Using historical examples, you provided great context on the Trump phenomenon within the republican party specifically and America generally. Your emphasis on the importance of republican officeholders and voters holding Trump to account is a solution I would agree with. However your assertion that “Republican voters are showing signs of wariness with respect to his actions” is questionable: his approval rating has hardly moved among Republicans (it is around 90%!) Additionally, the one republican that you mentioned standing up to Trump, Jeff Flake, was forced out of office in 2018. Thus, I think that Trumpism as an ideology is much more ingrained and prone to duplication in the future than perhaps we would hope. I thought your ideas and presentation were thought-provoking and appreciate this being a discussion point for the future.
Party gate-keeping is an interesting topic and I believe that it will have increased relevance in the future when deciding political candidates. One of the main points of the article was that the republican party failed by not excluding Donald Trump from their party and therefore allowed an authoritarian to run for president. I think that gatekeeping is essential to keeping extremists from obtaining power from both sides of the political spectrum. As extremists are accepted on either side, political parties parties will increase in polarization and move further and further from each other. In my opinion, political polarization is much more dangerous than failed gatekeeping but I think that bad gatekeeping assists with polarization. I find it difficult to think that the republican party is the only danger to democracy because 1) the source is very biased against republicans 2) the democratic party has also elected political outsiders like Alexandria Ocasio-Cortez and 3) there are no specifics that show Donald Trump is authoritarian because the legality of the national emergency at the border is still under debate. I think it is important to identify whether Trump is a real threat to democratic institutions or if he is a threat to the policies from the democratic party. It doesn’t matter whether its a member of congress or the president, affective political gatekeeping needs to happen at all levels of government, regardless of party.Overall, I thought that the article was very interesting and brought attention to a topic that will become an important issue in future politics.
There is a strong point to be made here about Trump’s popularity in the republican primaries. You are certainly correct in saying that Trump’s large margin of victory is more of a sign of shifts in voter ideals than an effort by the republican party to undermine democracy.
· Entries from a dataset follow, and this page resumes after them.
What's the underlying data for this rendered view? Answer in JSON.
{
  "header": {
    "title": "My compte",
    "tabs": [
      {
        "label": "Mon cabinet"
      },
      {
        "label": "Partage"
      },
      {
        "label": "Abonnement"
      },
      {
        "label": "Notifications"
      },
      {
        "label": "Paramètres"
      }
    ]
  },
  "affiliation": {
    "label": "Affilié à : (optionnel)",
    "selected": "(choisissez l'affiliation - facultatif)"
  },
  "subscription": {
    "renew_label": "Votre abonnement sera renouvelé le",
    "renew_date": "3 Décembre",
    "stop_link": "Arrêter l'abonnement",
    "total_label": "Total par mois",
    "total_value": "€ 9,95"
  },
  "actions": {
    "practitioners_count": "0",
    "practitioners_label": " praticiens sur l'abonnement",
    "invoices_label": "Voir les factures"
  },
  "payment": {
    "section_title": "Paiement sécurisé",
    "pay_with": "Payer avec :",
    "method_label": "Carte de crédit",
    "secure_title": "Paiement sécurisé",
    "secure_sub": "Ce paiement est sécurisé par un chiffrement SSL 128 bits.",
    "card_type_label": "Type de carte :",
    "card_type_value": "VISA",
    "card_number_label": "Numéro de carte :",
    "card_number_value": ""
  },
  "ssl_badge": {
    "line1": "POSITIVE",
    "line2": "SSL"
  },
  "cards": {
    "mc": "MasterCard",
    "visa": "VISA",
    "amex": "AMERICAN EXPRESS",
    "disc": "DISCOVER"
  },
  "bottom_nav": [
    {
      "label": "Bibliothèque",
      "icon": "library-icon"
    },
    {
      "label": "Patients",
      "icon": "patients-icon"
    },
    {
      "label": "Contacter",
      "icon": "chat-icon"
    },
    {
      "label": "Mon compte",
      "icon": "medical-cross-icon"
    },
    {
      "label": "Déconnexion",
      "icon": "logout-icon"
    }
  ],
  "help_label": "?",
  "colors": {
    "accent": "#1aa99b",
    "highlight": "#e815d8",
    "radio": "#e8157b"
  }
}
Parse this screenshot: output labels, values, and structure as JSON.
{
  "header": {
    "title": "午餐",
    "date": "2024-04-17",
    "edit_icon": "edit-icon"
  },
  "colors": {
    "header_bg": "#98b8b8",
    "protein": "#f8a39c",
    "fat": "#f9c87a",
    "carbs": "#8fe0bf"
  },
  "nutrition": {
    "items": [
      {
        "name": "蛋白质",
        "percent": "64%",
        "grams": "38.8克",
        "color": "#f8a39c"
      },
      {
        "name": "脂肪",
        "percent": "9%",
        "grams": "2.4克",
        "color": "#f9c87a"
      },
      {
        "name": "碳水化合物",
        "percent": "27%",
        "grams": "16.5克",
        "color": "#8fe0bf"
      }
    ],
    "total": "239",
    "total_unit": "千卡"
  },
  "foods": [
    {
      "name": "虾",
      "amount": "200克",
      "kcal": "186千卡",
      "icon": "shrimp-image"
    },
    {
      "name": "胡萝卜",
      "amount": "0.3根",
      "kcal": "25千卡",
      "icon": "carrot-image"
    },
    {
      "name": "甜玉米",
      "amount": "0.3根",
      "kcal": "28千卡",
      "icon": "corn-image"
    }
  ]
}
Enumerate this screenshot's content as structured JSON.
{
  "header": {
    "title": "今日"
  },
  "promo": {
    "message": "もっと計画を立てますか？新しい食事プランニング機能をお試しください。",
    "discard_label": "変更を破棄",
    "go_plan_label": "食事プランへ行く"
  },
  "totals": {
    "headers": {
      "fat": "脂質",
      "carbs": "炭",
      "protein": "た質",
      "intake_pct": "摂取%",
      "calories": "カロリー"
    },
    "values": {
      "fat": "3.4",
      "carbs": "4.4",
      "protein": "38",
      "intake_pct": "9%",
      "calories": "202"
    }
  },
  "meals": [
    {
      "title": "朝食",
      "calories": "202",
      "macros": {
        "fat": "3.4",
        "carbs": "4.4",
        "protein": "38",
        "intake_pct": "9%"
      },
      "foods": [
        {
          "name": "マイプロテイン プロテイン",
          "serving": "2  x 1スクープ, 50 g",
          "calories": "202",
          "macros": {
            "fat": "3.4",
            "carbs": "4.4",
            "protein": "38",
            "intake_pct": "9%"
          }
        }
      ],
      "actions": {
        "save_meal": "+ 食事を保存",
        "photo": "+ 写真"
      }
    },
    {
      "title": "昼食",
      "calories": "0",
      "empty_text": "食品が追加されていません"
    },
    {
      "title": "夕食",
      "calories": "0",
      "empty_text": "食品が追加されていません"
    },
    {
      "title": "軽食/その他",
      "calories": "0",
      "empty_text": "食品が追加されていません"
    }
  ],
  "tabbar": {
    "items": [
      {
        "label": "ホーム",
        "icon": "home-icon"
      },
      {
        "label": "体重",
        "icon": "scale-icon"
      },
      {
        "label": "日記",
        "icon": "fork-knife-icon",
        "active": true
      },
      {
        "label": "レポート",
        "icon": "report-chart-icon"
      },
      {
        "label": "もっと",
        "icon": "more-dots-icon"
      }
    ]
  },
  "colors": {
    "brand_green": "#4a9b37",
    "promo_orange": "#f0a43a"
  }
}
Likewise, your examples of Jeff Flake and trepidation over declaration of emergency powers show that the party is not an active threat to democratic values. However, an important part of gate-keeping is parties ‘taking the hit’ as it were to defend against a degradation of political norms. I think your claim that “The public is learning its lesson” is perhaps a bit too hopeful, as rather than steadily decreasing, Trumps approval rating has inched up from its 36% low back in 2018. The greatest danger I think we are faced with is Trump’s disregard for the rules of the game, with his attacks on the media, the democratic party, and his resistance to congressional and court orders. There seems to not be nearly enough outcry among republicans at the President’s flippancy to the expectations of his office, which I feel may open the gates for future presidents to act in a similar manner.